L’Égypte se fixe un objectif ambitieux: 30 millions de touristes par an (en 2024, il y en avait 14,9 millions). L’Arabie Saoudite va encore plus loin – elle vise 100 millions de visiteurs et souhaite porter la part du tourisme à environ 10 % du PIB, tandis que le trafic en mer Rouge devrait doubler. La concurrence s’intensifie, tout comme la pression pour construire des îles privées ultra-luxueuses, des zones de bien-être et des SPA médicaux développés, ainsi que pour personnaliser l’expérience grâce à l’IA (réservations, service client). La formule all inclusive « haut de gamme » devient la norme.

Mais il existe aussi des risques sérieux:
- Sécurité – en septembre 2025, une invasion de requins a forcé la fermeture d’environ 10 plages dans la région de Hurghada et Makadi, y compris près des hôtels 5*. Le souvenir des attaques terroristes continue de susciter des inquiétudes.
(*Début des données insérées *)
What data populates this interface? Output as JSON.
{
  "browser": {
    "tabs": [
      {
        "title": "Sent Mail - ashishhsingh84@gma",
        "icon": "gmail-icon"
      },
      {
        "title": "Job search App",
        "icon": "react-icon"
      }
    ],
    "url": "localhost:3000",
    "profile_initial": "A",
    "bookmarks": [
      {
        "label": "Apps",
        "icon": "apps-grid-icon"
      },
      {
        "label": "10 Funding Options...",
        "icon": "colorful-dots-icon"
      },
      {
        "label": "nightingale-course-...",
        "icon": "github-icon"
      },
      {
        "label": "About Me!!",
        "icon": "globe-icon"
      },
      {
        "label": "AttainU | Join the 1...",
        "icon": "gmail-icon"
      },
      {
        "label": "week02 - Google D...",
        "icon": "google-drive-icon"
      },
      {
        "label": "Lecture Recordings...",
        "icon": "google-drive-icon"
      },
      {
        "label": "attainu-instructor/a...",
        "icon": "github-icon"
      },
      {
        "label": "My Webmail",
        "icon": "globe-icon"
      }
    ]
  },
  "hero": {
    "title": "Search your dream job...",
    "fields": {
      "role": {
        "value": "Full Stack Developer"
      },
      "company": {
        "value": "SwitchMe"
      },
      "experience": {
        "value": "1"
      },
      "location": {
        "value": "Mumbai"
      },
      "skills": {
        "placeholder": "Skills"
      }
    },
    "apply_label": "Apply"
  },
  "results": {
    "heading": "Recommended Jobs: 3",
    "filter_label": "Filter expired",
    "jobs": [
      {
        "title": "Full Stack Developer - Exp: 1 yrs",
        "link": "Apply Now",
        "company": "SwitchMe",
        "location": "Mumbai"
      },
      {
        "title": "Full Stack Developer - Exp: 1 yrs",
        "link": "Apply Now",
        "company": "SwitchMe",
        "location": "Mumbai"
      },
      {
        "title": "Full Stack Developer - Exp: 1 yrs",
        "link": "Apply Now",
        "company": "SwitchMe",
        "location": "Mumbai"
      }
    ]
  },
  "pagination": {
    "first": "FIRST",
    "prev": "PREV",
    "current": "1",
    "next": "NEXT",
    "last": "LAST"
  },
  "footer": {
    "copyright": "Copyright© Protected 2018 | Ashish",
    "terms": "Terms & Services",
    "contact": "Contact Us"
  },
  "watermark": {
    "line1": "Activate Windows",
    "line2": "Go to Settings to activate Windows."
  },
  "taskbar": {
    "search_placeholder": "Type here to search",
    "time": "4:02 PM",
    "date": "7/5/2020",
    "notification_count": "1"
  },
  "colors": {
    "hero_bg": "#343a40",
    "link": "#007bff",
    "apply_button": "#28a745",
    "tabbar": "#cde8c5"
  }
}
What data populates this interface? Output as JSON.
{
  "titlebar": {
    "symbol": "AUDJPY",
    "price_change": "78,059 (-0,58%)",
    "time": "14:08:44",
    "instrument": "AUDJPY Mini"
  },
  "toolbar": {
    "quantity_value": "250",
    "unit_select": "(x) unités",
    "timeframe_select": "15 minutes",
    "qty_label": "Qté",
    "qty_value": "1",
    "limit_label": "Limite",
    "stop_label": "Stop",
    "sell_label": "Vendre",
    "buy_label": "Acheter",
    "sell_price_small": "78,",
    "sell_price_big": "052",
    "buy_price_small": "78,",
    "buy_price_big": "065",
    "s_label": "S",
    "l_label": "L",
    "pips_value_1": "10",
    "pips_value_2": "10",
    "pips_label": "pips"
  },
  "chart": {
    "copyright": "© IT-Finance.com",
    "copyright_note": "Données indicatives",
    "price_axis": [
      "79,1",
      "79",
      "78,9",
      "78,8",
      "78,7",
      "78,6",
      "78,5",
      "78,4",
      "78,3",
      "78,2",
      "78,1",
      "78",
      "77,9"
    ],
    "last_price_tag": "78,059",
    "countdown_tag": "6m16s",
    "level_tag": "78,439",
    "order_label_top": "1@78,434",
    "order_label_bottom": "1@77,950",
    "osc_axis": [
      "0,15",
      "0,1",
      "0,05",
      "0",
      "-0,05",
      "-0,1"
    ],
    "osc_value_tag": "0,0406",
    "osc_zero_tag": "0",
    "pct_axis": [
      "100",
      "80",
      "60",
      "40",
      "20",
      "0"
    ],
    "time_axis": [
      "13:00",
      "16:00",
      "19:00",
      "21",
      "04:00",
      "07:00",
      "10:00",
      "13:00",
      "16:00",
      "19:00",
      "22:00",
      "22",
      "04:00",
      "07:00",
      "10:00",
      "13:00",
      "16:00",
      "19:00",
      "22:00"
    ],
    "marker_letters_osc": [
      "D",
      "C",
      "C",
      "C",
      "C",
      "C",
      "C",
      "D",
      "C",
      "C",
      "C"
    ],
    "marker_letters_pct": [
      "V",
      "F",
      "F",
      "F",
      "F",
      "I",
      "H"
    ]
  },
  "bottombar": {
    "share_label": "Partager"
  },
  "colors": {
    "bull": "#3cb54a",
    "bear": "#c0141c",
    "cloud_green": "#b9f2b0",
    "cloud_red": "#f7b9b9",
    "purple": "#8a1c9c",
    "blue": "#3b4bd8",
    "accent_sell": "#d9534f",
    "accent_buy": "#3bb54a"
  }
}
- Écologie – blanchissement des récifs, pression de la construction et pression sur les écosystèmes.
- Tensions sociales – hausse des prix de l’immobilier et tensions locales.
Comment voyager et investir de manière responsable sur la mer Rouge
Pour le touriste polonais, l’Égypte reste attrayante: des prix relativement bas, de nombreux vols charter vers Hurghada. Mais avant de réserver, il vaut la peine de vérifier:
- Normes de sécurité actuelles des plages
- Certificats écologiques du complexe
- Avis concernant la qualité du service et du sauvetage

Si vous envisagez d’acheter un appartement, comparez les prix avec ceux des Maldives et évaluez la stabilité à long terme du projet. Des choix responsables aujourd’hui peuvent porter leurs fruits demain.